In her book, A short history of Myth, Karen Armstrong tells us that the purpose of mythology is to help us to live more intensely within the world. It is nearly always rooted in the fear of death and extinction.

The most power myths are about extremity – they force us to go beyond our experience. Myth addresses the unknown, that for which we have no words. Myth, Armstrong writes, ‘looks into the heart of a great silence’. It is not a story told for its own sake, nor for entertainment, but to show us how we should behave. In its essence, it is educative.

Myths speak of another plane of reality that exists alongside our own and in some way supports it. This is the world of the gods. Every earthly reality is a pale shadow of its archetype, the original pattern.

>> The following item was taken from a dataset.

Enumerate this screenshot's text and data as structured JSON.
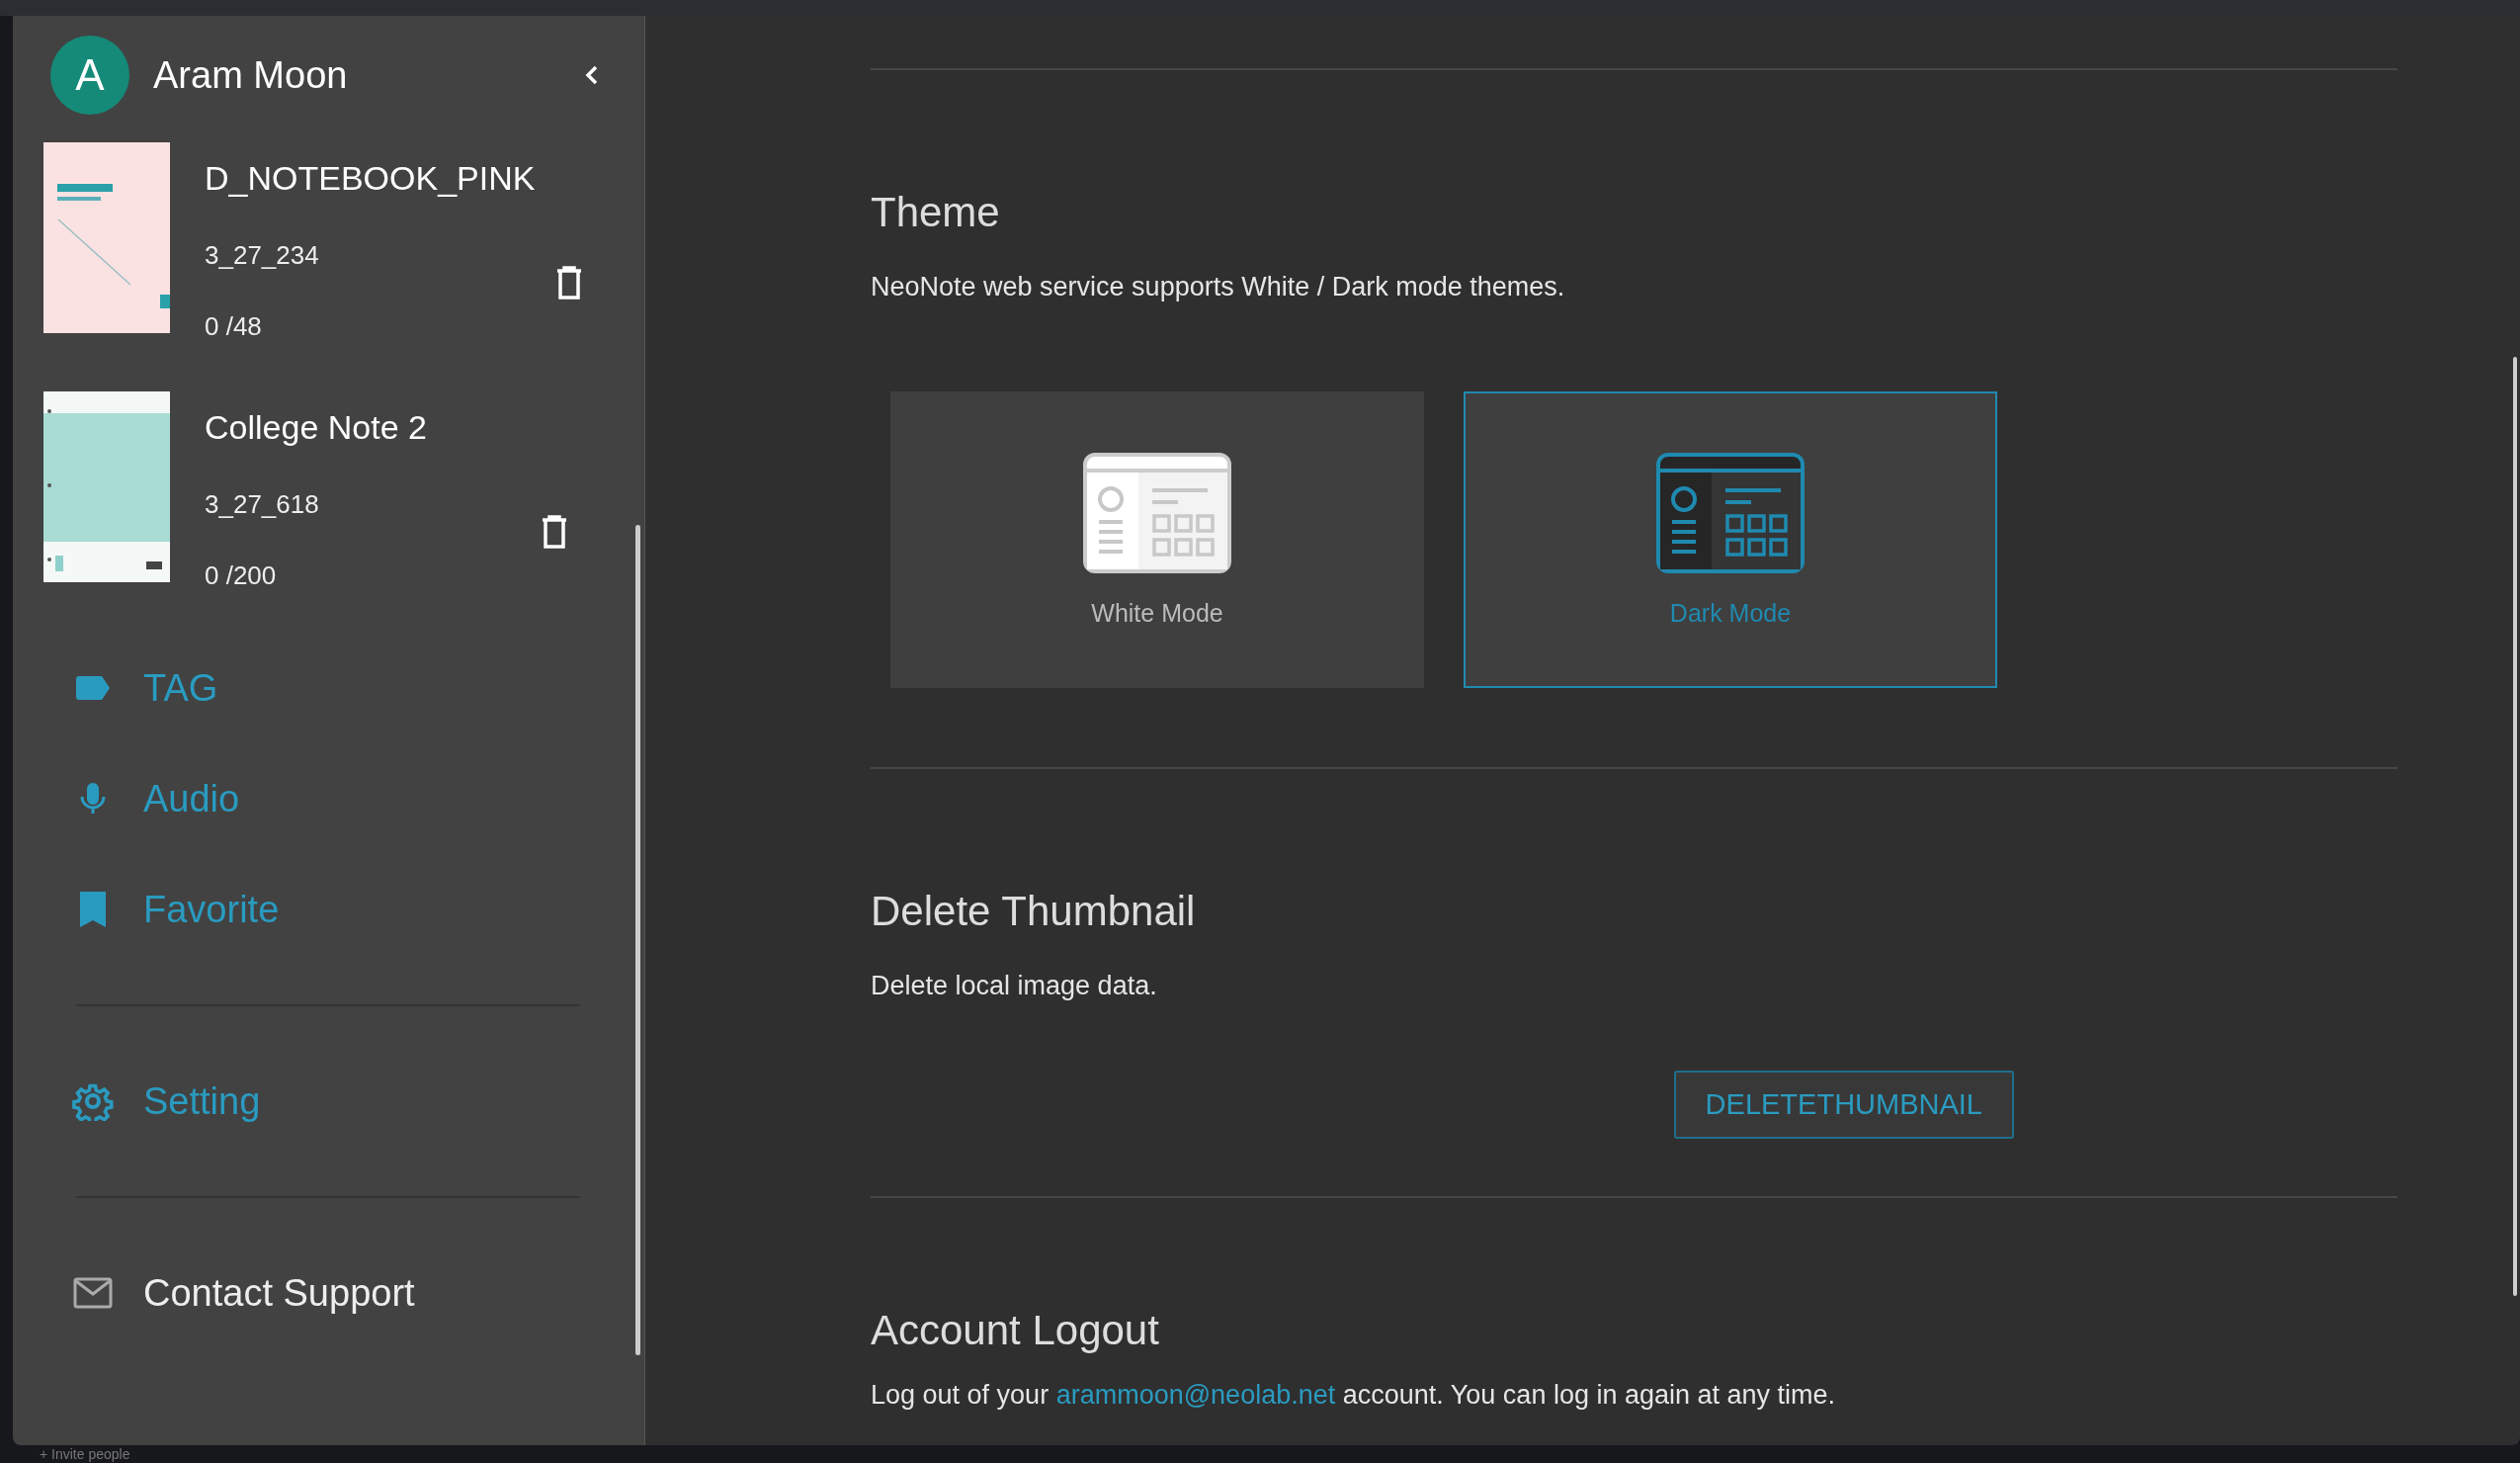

Only by participating in the divine life to mortal humans fulfil their potential. The tales told how the gods behave so that we mortals might imitate these powerful beings and experience divinity.

In the ancient world the gods were not regarded as living in a separate metaphysical realm. Mythology was about human experience. Gods, humans, animals and nature were all bound up together. When people spoke of the divine, they were usually speaking about an aspect of the mundane. The gods were inseparable from a storm, a sea, a river or from powerful emotions like love, rage and sexual passion. These experiences lifted people onto a different plane so that they saw the world with new eyes.

Mythology, claims Armstrong, sought to help us cope with the ‘problematic human predicament’. It helped people find their place in the world and their true orientation. The gods helped to explain those sublime moments, the experience of transcendence. This has always been part of the human experience; we seek out moments of ecstasy when we experience a deep connection within and are simultaneously moved beyond ourselves. We live more intensely and inhabit our full humanity. Similar to music and poetry, mythology should ‘awaken us to rapture’, says Armstrong. This is so ‘even in the face of death and the despair we feel at the prospect of annihilation’.

Since the eighteenth century we have developed a scientific view of history; we are concerned with what actually happened. In the pre-modern era when people wrote about the past they were concerned with the meaning of an event. A myth was an event which, in some sense, had happened once, but also is happening all the time, continues and repeats.

Armstrong describes mythology as an art form that points beyond history to what is timeless in human existence; this helps us get beyond the chaotic flux of events and get a sense of the core reality.

Myth is not an early attempt at history, says Armstrong, and does not claim that its tales are objective fact. Similar to a novel, ballet or an opera, myth is make-believe. “It is a game that transfigures our fragmented, tragic world, and helps us glimpse new possibilities by asking ‘What if?’” In mythology we entertain a hypothesis, bring it to life through ritual, act on it, contemplate its effect, and discover that we have achieved new insight into the ‘puzzle of our world’.

A myth, says Armstrong, is true because it is effective, not because it provides facts. It works if it transforms our minds and hearts, gives us new hope and compels us to live more fully. It is a guide; it tells us hat to do in order to live more richly; but it must be applied in our own life for it to do its work.

Myth also revealed regions of the human mind that would otherwise have remained inaccessible. In this way it was an early form of psychology. The stories of the gods and heroes moving into the underworld, through labyrinths, fighting with monsters, brought to light the working of the psyche, showing people how to cope with their interior crises.

As circumstances change, we need to tell stories differently to bring out their timeless truth. As cultures evolved throughout history, so did their mythologies. But human nature does not change much and many of the old myths still address our most essential fears and desires.